Studies have shown ixazomib to be effective for the treatment of patients with newly diagnosed MM. However, the effectiveness and safety of an all-oral triplet combination of ixazomib, lenalidomide, and dexamethasone (IRD) in transplant-eligible patients with newly diagnosed MM are still unknown.
Methods & findings
This study involved 42 patients with transplant-eligible newly diagnosed MM. All patients received an all-oral triplet combination of ixazomib (4 mg), lenalidomide (25 mg), and dexamethasone (40 mg) as an induction and consolidation regimen. Patients then underwent ASCT followed by consolidation therapy with 28 cycles of IRD and maintenance therapy with ixazomib (4 mg/day) for one year. The average follow-up time was 62.6 months.

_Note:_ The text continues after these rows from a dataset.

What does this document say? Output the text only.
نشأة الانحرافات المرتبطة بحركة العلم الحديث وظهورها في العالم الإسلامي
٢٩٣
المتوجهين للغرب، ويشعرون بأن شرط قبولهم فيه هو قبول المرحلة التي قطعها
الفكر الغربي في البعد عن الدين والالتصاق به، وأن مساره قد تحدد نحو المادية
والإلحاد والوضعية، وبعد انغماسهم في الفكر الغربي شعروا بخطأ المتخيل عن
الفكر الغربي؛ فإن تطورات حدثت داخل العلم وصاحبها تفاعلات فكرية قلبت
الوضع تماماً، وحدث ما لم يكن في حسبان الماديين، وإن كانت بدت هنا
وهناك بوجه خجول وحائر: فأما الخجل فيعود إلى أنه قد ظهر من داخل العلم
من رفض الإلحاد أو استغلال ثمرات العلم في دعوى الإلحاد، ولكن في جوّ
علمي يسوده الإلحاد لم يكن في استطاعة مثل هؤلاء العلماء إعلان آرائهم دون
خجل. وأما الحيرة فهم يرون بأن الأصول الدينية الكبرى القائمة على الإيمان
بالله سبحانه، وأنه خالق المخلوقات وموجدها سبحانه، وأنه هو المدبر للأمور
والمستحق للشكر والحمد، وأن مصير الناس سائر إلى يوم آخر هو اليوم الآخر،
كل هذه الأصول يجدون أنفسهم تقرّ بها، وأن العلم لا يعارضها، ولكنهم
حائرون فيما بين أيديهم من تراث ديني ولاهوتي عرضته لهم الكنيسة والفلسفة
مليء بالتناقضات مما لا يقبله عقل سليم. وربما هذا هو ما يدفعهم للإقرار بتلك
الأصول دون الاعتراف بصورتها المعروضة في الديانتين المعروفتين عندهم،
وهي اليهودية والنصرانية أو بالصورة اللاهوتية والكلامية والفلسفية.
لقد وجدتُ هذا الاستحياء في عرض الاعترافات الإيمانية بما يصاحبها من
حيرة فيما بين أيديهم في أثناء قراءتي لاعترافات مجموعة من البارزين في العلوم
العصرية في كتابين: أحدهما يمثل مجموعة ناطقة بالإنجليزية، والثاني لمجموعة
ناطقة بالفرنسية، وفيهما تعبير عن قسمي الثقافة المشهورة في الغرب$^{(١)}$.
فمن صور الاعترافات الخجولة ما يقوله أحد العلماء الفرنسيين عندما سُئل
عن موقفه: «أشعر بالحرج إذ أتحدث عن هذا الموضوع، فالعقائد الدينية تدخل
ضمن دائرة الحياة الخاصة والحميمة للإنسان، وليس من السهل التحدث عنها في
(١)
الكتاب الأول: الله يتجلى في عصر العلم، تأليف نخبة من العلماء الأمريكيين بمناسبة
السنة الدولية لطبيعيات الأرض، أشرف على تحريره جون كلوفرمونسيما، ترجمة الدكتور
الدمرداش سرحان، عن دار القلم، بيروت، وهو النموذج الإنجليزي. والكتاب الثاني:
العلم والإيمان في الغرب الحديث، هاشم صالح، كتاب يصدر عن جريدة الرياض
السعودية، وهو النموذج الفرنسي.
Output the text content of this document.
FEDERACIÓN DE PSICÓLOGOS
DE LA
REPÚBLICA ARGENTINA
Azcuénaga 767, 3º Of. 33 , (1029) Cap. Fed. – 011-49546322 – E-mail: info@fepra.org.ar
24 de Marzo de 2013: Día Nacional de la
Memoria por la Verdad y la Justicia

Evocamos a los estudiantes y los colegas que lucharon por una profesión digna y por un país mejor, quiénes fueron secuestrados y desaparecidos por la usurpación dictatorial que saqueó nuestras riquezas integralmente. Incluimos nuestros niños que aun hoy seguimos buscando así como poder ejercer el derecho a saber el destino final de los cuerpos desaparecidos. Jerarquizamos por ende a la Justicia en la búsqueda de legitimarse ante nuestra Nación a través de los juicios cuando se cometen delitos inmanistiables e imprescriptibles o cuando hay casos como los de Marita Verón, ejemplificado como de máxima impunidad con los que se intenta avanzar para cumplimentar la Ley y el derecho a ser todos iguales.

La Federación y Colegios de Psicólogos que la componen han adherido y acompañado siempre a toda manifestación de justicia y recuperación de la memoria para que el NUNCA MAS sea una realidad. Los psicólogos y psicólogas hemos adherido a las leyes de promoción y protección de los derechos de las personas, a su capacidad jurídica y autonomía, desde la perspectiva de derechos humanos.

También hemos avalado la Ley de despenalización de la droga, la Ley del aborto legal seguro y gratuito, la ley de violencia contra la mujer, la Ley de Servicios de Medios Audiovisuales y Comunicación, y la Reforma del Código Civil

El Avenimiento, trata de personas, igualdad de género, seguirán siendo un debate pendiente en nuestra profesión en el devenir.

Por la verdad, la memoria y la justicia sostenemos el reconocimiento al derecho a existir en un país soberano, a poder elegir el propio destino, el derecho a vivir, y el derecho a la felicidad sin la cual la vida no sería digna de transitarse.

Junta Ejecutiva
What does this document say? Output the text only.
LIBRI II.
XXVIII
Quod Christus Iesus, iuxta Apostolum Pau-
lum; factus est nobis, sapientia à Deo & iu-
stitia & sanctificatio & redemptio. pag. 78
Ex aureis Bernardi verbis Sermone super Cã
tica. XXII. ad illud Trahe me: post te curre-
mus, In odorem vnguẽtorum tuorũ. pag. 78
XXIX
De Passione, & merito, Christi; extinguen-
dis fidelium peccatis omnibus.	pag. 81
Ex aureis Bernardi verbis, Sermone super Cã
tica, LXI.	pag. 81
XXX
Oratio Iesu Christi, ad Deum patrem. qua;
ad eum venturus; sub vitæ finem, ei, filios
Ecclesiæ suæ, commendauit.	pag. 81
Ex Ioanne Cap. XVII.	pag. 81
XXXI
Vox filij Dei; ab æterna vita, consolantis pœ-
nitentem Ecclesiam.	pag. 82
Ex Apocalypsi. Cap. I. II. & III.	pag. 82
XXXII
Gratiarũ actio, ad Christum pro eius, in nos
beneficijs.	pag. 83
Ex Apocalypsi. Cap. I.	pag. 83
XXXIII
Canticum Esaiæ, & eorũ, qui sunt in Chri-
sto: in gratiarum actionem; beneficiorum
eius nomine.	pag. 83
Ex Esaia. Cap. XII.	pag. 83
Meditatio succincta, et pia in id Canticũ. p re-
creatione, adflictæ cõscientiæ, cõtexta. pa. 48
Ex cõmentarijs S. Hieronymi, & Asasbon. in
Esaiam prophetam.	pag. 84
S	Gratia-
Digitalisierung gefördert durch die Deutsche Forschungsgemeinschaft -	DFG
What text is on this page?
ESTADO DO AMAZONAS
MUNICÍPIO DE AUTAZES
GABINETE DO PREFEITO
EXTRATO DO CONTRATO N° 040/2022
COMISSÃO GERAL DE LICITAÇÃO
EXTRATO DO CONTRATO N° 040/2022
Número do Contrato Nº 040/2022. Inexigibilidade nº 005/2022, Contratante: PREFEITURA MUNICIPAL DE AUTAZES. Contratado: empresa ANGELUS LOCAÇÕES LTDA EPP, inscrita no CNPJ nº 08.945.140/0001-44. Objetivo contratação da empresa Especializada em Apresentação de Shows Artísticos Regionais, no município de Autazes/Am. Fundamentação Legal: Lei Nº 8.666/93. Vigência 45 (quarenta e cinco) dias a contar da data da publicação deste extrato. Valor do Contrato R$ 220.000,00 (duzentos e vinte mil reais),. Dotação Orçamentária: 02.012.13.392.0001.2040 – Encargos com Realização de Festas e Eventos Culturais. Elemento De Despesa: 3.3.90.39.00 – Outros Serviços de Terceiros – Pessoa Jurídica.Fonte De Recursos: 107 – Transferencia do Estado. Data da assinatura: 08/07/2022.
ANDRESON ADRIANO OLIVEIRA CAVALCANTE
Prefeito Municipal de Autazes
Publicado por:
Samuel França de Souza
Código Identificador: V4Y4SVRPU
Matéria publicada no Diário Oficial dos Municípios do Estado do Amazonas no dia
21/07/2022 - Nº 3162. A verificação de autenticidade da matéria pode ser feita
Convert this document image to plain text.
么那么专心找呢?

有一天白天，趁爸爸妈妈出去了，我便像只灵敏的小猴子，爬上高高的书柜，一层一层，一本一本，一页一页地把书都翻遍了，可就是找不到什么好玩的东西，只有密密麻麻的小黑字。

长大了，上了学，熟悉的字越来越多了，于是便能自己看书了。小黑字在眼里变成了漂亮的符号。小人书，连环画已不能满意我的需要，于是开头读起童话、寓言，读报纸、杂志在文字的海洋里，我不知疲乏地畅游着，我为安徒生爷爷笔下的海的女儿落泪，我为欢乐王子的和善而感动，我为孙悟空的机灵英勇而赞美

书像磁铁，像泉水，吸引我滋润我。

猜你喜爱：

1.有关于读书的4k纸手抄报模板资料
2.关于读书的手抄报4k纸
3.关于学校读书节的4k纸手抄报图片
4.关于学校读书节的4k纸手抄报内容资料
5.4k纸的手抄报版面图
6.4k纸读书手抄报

The overall response rate (ORR; the partial or complete disappearance of the cancer) was 80%. 30% of the patients achieved a very good partial response. 12% of the patients achieved a complete response by the end of induction. 41% of the patients achieved a complete response by the end of consolidation.
The average survival without cancer worsening was 41.8 months. After 3 years, 92.8% of the patients were alive.
The most common side effects were low white blood cell counts, skin rash, low platelet counts, and lung infection.
The bottom line
This study concluded that an all-oral triplet combination with ixazomib, lenalidomide, and dexamethasone was effective with manageable side effects in transplant-eligible patients with newly diagnosed MM.
The fine print
The sample size was very small. There was no control arm. Larger studies are necessary to validate the conclusions.